# SAFARI et SPEED download !



## JPTK (9 Novembre 2004)

Enfin, depuis la MAJ en 10.3.6. SAFARI propose via le menu contextuel de "télécharger via speed DL" les éléments qu'on sélectionne, comme le fait explorer depuis le début ! C'était temps pour ceux qui comme moi apprécie le coup de boost que SD donne aux DL


----------



## naas (9 Novembre 2004)

:king:   :king:   :king:   :king:   :king:   :king:   :king:
et la cela donne quoi le % ? :bebe: :bebe: :bebe:


----------



## Dedalus (9 Novembre 2004)

J'ai pas tout compris là,    Le menu contextuel existait déjà. Il s'est amélioré ?
SD propose aussi la fonction télécharger depuis le menu des services, ce que ne fait pas IE


----------



## JPTK (9 Novembre 2004)

Dedalus a dit:
			
		

> J'ai pas tout compris là,    Le menu contextuel existait déjà. Il s'est amélioré ?
> SD propose aussi la fonction télécharger depuis le menu des services, ce que ne fait pas IE



Mais SAFARI avant, lorsque tu tu cliquais sur un lien ne proposait pas dans le menu contextuel "télécharger avec speed download", maintenant si, comme IE, tu peux donc télécharger n'importe quoi avec SD et perso pour répondre à naas, je DL rarement à plus de 200 ko/sec avec SAFARI, par contre avec SD c'est le minimum, la plupart du temps c'est entre 300 et 400 ko/sec.


----------



## naas (9 Novembre 2004)

400 Ko secondes ?  Ko tu es sûr ? c'est pas Kb ...


----------



## Toyz (9 Novembre 2004)

Ce menu existait avant la mise à jour, je m'en sers depuis pas mal de temps.


----------



## JPTK (9 Novembre 2004)

Toyz a dit:
			
		

> Ce menu existait avant la mise à jour, je m'en sers depuis pas mal de temps.

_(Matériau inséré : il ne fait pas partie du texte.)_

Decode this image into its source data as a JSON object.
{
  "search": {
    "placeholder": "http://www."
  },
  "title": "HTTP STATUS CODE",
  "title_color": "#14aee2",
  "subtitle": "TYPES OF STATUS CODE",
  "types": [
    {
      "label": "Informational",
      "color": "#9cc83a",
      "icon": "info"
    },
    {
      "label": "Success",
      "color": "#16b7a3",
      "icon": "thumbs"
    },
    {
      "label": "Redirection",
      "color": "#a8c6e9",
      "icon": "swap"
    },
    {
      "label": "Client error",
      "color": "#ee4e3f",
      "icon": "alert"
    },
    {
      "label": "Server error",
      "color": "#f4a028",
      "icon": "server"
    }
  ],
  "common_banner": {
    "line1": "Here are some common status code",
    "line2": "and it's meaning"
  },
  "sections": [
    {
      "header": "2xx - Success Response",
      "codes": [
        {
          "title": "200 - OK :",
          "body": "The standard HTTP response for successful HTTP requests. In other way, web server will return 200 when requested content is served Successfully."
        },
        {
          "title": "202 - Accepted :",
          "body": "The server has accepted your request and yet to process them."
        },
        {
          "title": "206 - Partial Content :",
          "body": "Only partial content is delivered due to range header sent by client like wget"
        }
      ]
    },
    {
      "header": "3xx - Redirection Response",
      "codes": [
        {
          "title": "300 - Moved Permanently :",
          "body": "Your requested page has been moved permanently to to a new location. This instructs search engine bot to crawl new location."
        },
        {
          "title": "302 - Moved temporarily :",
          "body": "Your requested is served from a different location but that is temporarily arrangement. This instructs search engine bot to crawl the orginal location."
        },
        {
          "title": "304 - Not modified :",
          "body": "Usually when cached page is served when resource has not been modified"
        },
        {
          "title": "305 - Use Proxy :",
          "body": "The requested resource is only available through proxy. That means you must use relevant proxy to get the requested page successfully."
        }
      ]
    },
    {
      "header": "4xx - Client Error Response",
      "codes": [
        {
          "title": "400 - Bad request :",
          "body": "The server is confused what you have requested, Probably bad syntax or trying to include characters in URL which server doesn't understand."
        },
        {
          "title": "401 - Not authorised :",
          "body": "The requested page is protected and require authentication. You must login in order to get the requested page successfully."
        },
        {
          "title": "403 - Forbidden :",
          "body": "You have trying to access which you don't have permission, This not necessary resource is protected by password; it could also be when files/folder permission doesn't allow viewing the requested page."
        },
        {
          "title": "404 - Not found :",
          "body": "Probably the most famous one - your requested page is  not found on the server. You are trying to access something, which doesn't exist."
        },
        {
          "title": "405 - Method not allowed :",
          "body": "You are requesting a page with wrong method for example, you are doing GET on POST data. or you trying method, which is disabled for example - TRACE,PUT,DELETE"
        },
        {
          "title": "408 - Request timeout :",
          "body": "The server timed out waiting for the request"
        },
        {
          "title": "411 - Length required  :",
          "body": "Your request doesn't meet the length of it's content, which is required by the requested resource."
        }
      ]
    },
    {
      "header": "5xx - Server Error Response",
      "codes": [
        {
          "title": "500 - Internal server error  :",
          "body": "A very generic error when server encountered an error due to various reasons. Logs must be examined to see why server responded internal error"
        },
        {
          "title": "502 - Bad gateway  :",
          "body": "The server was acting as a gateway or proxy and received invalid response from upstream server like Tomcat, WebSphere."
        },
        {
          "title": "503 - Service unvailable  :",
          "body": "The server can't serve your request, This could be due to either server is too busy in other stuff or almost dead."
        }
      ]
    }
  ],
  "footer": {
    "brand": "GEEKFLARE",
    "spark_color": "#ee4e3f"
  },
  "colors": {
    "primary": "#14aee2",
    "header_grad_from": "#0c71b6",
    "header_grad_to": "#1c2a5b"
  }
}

NAn sérieux ? Ca fait pas si "longtemps" que ça alors... je m'étais tellement fait à l'idée que SD n'était pas implanté dans SAFARI que je n'avais pas vérifié. En tout cas ça remontre à pas la dernière built de SAFARI alors, et encore.


Nan NAAS je parle bien kilo octet, je suis en 1024, je ne crois pas me planter une fois de plus entre en kilobyte et Kilo octet


----------



## JPTK (9 Novembre 2004)

naas a dit:
			
		

> 400 Ko secondes ?  Ko tu es sûr ? c'est pas Kb ...



Ah bah si je me suis encore planté je crois...  :rose: 

Tu veux dire que SAFARI compte en Ko et SD en Kb, ce qui voudrait dire en gros que SD n'accélère en rien le DL de mes fichiers ?  :rose:  :mouais:

En plus je viens de remarquer que SAFARI ne lance pas SD via le menu contextuel, il faut que l'application soit déjà ouverte sinon il ne se passe rien...


----------



## naas (9 Novembre 2004)

:love:


----------



## JPTK (9 Novembre 2004)

C'est bon tu peux supprimer ton message et arrêter d'être jaloux...  :rose:  :rateau:


----------



## Dedalus (9 Novembre 2004)

Aie l'½il sur Menumeters (si tu actives son module réseau, ça sera toujours des ko/seconde).
Quant au menu contextuel, je confirme : il existait déjà dans la version 1 de SD. Mais ce qui a changé c'est qu'il entre moins en conflit avec certains autres modules menus contextuels. Perso je ne m'en sers pas (le menu CM est déjà bien assez encombré), puisque le plug in internet de SD se lance automatiquement aussi bien avec Safari qu'avec Camino, Firefox ou Omniweb.
Il faut en tout cas éviter de linstaller à la fois dans la bibiiothèque générale et dans ta bibliothèque d'usager.
J'ai fait des tas de mesures plus ou moins concluantes pour comparer, et en général SD n'est intéressant que si ta connexion est rapide. il booste bien le très haut débit et moins bien le moyen débit. Mais ce n'est pas son seul intérêt : si tu vas dans l'onglet Mes serveurs, il te permet de réguler la bande passante que tu attribues à chacun et de t'en garder une portion pour toi. Un peu comme Carrafix pour Carracho mais n'importe quel serveur.


----------



## JPTK (9 Novembre 2004)

> Quant au menu contextuel, je confirme : il existait déjà dans la version 1 de SD



MAis je parle du meu contextuel de SAFARI pas de SD !   
J'avais même écrit à Yasoft qui m'avait dit qu'il était au courant et qu'il ne pouvait rien faire.


----------



## Dedalus (9 Novembre 2004)

Oups,   au temps pour moi. J'avais pas lu assez attentivement... Et comme SD je l'utilise le plus souvent sans ouvrir le navigateur, en glissant simplement des liens dessus, ben voilà comment on dit des conneries


----------



## Pascale60 (10 Novembre 2004)

Merci à vous,celà fait 3 ans que j'utilise speedownload,je n'avais jamais remarqué la possibilité du menu contextuel
A+


----------



## Agams (15 Janvier 2008)

Bonjour, j ai un petit problème avec speed download. j ai accidentellement effacé certaine partie du programme du coup quand veu telecharger je n y arrive pas mai safari garde speed download comme telechargeur par default. que faire??? :-s


----------